Creating domestic spaces of refuge – map 9

This piece is a joint autoethnographic map of the seemingly fleeting yet deeply traumatic few months that followed the night Baghdad was struck in March 2003. Sana and Farah lived in Baghdad within two kilometres of each other, their friendship was strengthened by a shared fear of violence in addition to their family ties. They were both recent university graduates, Sana having just completed her Masters a week before the invasion of Iraq, while Dr Farah Murrani had recently graduated from Baghdad University Veterinary School. Their map traverses material and the spatial quests in seeking refuge, from the makeshift corner in Sana’s house nearby the built-in cupboard in the living room, to Farah’s dining room table that was large enough to have Sana’s family of four nest underneath it, to the old blanket that took on so many different functions: memory of childhood; warmth; intercepting shattered glass from reaching one’s body; and a hiding place found in the seam of the blanket where money was kept safe as Sana fled the country a few months later; and finally, to Farah’s major contribution to her field, veterinary medicine, in finding refuge for all the animals in Baghdad Zoo just before leaving Iraq a few months after Sana’s departure.
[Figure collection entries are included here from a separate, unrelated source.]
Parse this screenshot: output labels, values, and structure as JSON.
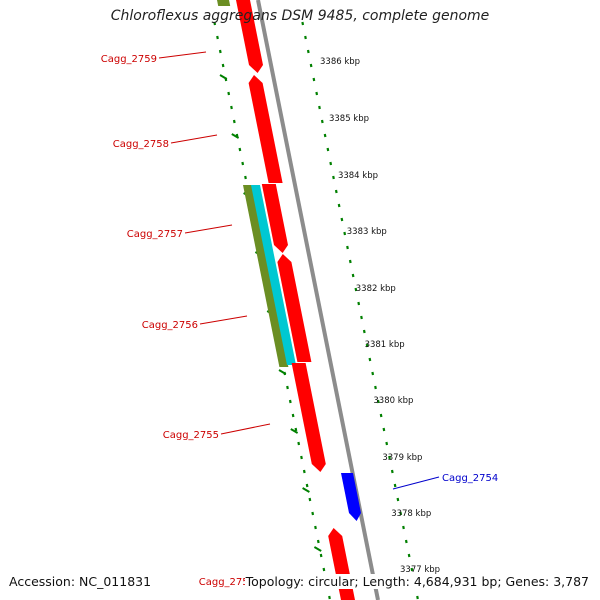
{
  "title": "Chloroflexus aggregans DSM 9485, complete genome",
  "accession_text": "Accession: NC_011831",
  "summary_text": "Topology: circular; Length: 4,684,931 bp; Genes: 3,787",
  "colors": {
    "gene_forward": "#ff0000",
    "gene_reverse": "#0000ff",
    "backbone": "#8c8c8c",
    "feature_olive": "#6b8e23",
    "feature_cyan": "#00c8d2",
    "ticks": "#008000",
    "label_red": "#cc0000",
    "label_blue": "#0000cc"
  },
  "ticks": [
    {
      "label": "3386 kbp"
    },
    {
      "label": "3385 kbp"
    },
    {
      "label": "3384 kbp"
    },
    {
      "label": "3383 kbp"
    },
    {
      "label": "3382 kbp"
    },
    {
      "label": "3381 kbp"
    },
    {
      "label": "3380 kbp"
    },
    {
      "label": "3379 kbp"
    },
    {
      "label": "3378 kbp"
    },
    {
      "label": "3377 kbp"
    }
  ],
  "genes": [
    {
      "label": "Cagg_2759",
      "strand": "forward"
    },
    {
      "label": "Cagg_2758",
      "strand": "forward"
    },
    {
      "label": "Cagg_2757",
      "strand": "forward"
    },
    {
      "label": "Cagg_2756",
      "strand": "forward"
    },
    {
      "label": "Cagg_2755",
      "strand": "forward"
    },
    {
      "label": "Cagg_2754",
      "strand": "reverse"
    },
    {
      "label": "Cagg_2753",
      "strand": "forward"
    }
  ]
}
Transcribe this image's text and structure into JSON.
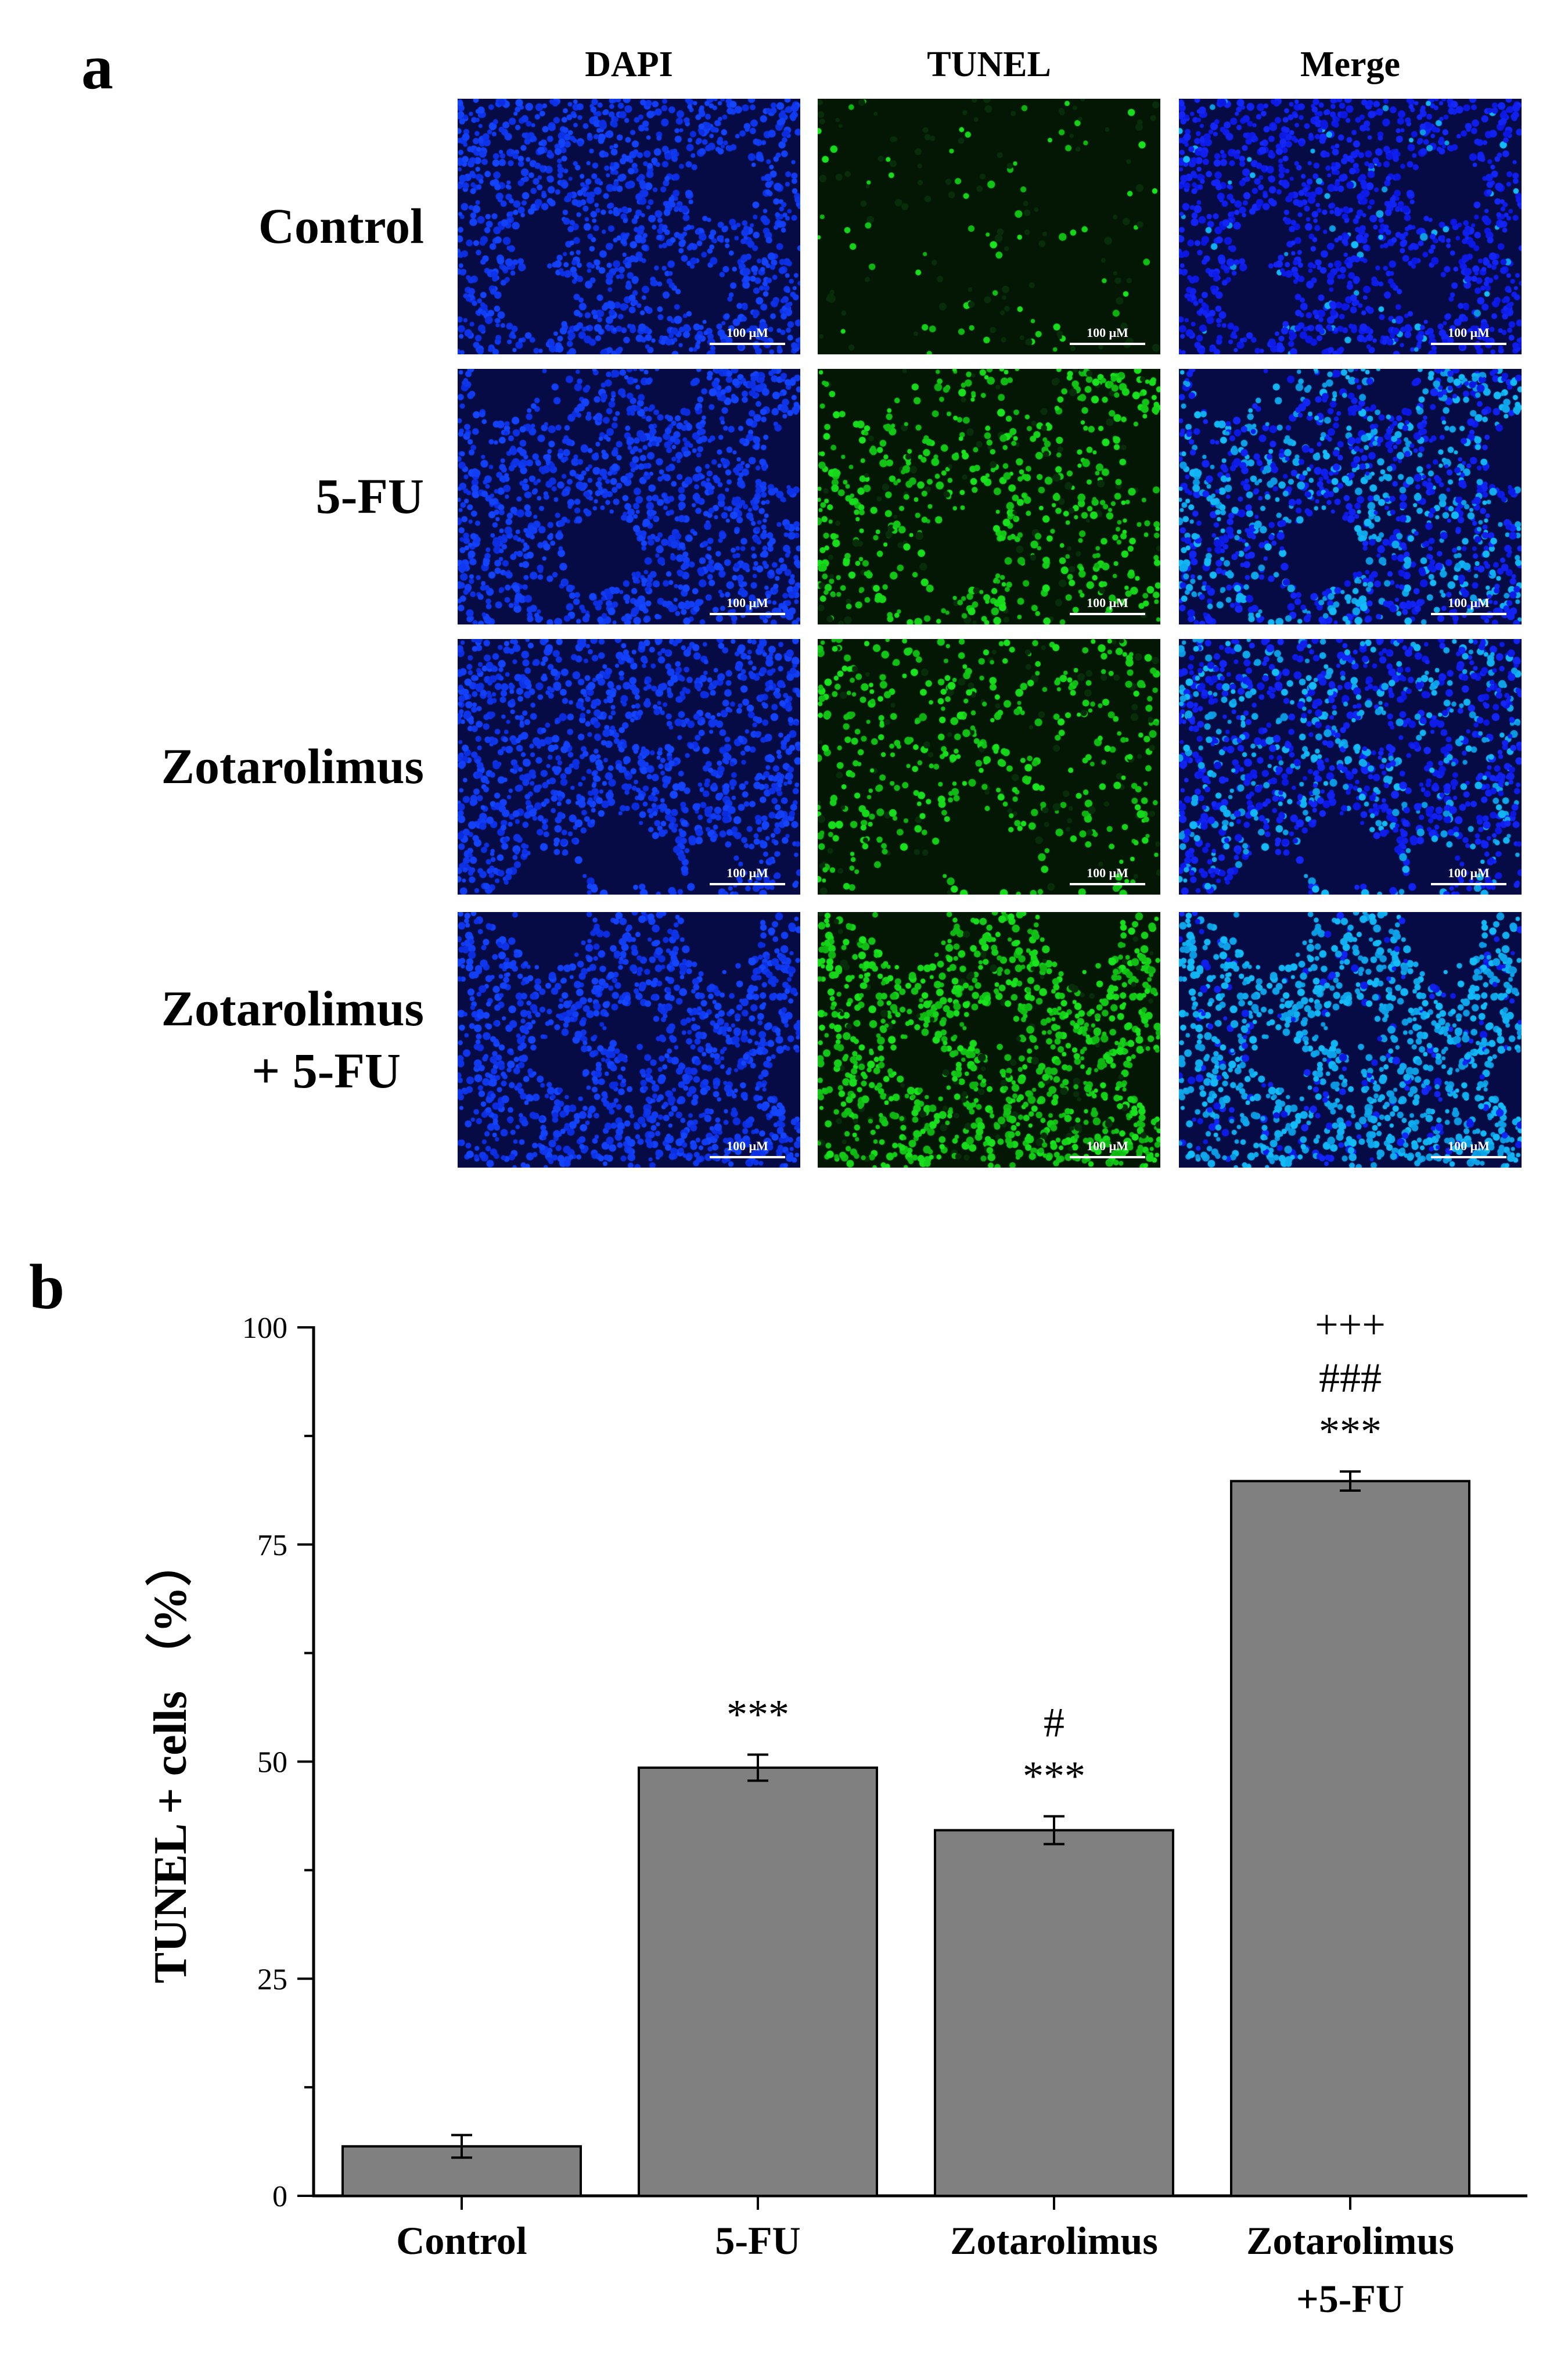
{
  "panel_a": {
    "letter": "a",
    "columns": [
      "DAPI",
      "TUNEL",
      "Merge"
    ],
    "rows": [
      {
        "label_lines": [
          "Control"
        ]
      },
      {
        "label_lines": [
          "5-FU"
        ]
      },
      {
        "label_lines": [
          "Zotarolimus"
        ]
      },
      {
        "label_lines": [
          "Zotarolimus",
          "+ 5-FU"
        ]
      }
    ],
    "scale_bar_label": "100 μM",
    "stain_colors": {
      "dapi": "#1f3ae6",
      "tunel": "#2fcf3a",
      "background": "#050a3a"
    },
    "tunel_intensity": [
      0.05,
      0.45,
      0.35,
      0.85
    ]
  },
  "panel_b": {
    "letter": "b"
  },
  "chart_data": {
    "type": "bar",
    "categories": [
      {
        "lines": [
          "Control"
        ]
      },
      {
        "lines": [
          "5-FU"
        ]
      },
      {
        "lines": [
          "Zotarolimus"
        ]
      },
      {
        "lines": [
          "Zotarolimus",
          "+5-FU"
        ]
      }
    ],
    "values": [
      5.7,
      49.3,
      42.1,
      82.3
    ],
    "errors": [
      1.3,
      1.5,
      1.6,
      1.1
    ],
    "significance": [
      [],
      [
        "***"
      ],
      [
        "#",
        "***"
      ],
      [
        "+++",
        "###",
        "***"
      ]
    ],
    "ylabel": "TUNEL + cells （%）",
    "ylim": [
      0,
      100
    ],
    "yticks": [
      "0",
      "25",
      "50",
      "75",
      "100"
    ],
    "bar_color": "#808080",
    "grid": false
  }
}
Neither have since been back to Iraq, Farah comments:

Years later when I saw on television what was happening on the streets of Baghdad when the sectarian violence kicked in, my heart broke, because I knew that once upon a time none of this mattered to Iraqis. It was that same neighbourhood that stuck together, Sunni, Shia, Christians and so on.

I do not associate home with Baghdad. It is a place that I love but it is not home anymore. I do not have anything that ties me to it anymore, the people have changed, the way of life has changed, I do not recognize it anymore, I do not know it.

South Africa became home just by default, that was my first place of refuge after leaving Baghdad that I felt a sense of home in.